The selected concepts will be evaluated in ESA’s Concurrent Design Facility at the Agency’s ESTEC technical centre in Noordwijk, the Netherlands. This interlinked multimedia facility allows a large number of different specialists to work on the same software models at once.
The aim is to develop common approaches that can be used by upcoming satellites from all of Europe’s main companies.
Ultimately, space is a finite resource – including the space closest to our world, the low-orbit realm extending up to 2000 km. Highly prized for Earth observation missions and some types of telecom satellites, low orbit has grown increasingly crowded.
The real problem comes not from working missions but derelict ones, abandoned in place after the end of operations.
Left to tumble uncontrolled, they not only pose a collision risk but may also explode, as leftover fuel or batteries overheat, in turn spawning clouds of secondary debris.
In reaction, international regulations governing ‘space debris mitigation’ have been devised. These have been adopted by ESA among many other global space agencies and codified into French law, and are well on the way to becoming commercial standards, too.
In short, these regulations demand that satellites should be removed from busy low orbits within 25 years of their end of life, they should be fully passivated to minimise their risk of fragmenting, and their reentries should pose a minimal risk to people on the ground.
“Space industry is facing up to the problem of achieving compliance with mitigation regulations, while minimising any impact on the cost and effectiveness of their missions,” explains Luisa Innocenti, heading ESA’s Clean Space initiative.
“To assist them, ESA’s new CleanSat initiative is now seeking to develop modular deorbit systems and techniques with the potential to be adopted in common by all Europe’s satellite builders.”
Satellites under about 500 km altitude should typically deorbit within the 25 year limit through drag from the top of the atmosphere.

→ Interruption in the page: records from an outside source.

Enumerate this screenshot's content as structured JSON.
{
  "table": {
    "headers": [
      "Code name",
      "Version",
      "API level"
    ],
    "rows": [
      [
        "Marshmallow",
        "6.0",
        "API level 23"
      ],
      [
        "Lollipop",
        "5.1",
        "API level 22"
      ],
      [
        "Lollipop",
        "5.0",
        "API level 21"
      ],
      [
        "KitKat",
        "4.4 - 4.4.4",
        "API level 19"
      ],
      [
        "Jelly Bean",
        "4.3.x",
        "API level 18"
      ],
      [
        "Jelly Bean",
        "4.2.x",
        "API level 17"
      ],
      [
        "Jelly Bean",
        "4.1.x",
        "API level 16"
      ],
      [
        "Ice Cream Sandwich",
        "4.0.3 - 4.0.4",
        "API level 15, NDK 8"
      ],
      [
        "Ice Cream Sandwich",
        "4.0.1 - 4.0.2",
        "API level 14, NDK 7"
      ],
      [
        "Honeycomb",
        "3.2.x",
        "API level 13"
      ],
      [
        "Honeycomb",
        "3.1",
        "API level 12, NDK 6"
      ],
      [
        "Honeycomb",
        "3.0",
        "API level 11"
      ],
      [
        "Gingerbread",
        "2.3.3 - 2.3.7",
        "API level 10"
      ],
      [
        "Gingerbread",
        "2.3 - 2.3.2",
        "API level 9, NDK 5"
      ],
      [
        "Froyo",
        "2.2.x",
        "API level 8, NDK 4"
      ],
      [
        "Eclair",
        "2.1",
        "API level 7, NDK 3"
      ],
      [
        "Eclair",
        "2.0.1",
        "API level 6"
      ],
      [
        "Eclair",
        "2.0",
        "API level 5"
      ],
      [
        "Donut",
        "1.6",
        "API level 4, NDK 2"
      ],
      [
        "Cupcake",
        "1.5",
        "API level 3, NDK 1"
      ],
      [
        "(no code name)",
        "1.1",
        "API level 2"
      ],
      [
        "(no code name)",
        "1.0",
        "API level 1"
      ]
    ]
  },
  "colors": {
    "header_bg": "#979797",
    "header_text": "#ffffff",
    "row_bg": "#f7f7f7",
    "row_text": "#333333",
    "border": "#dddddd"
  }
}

Anything placed higher up in space will need assistance to come down.
Key mitigation systems under discussion included compact solid rocket boosters – either to despatch satellites down or else up into less-trafficked ‘graveyard orbits’ – as well as solar sails and drag-augmentation devices to push satellites down faster.
Next month will see an opportunity for companies and institutes to propose ideas for future low-orbit satellite platforms.
“Europe’s satellite builders – Airbus Defence and Space, OHB and Thales Alenia Space – are providing inputs into the selection,” adds Luisa. “Smaller satellite builders including Deimos, QinetiQ Space and Surrey Satellite Technology Ltd are also being consulted.
“A short list of around 25 mitigation methods will be finalised, followed up by work to create detailed workplans, which will then be presented to next year’s ESA Ministerial Council for approval.”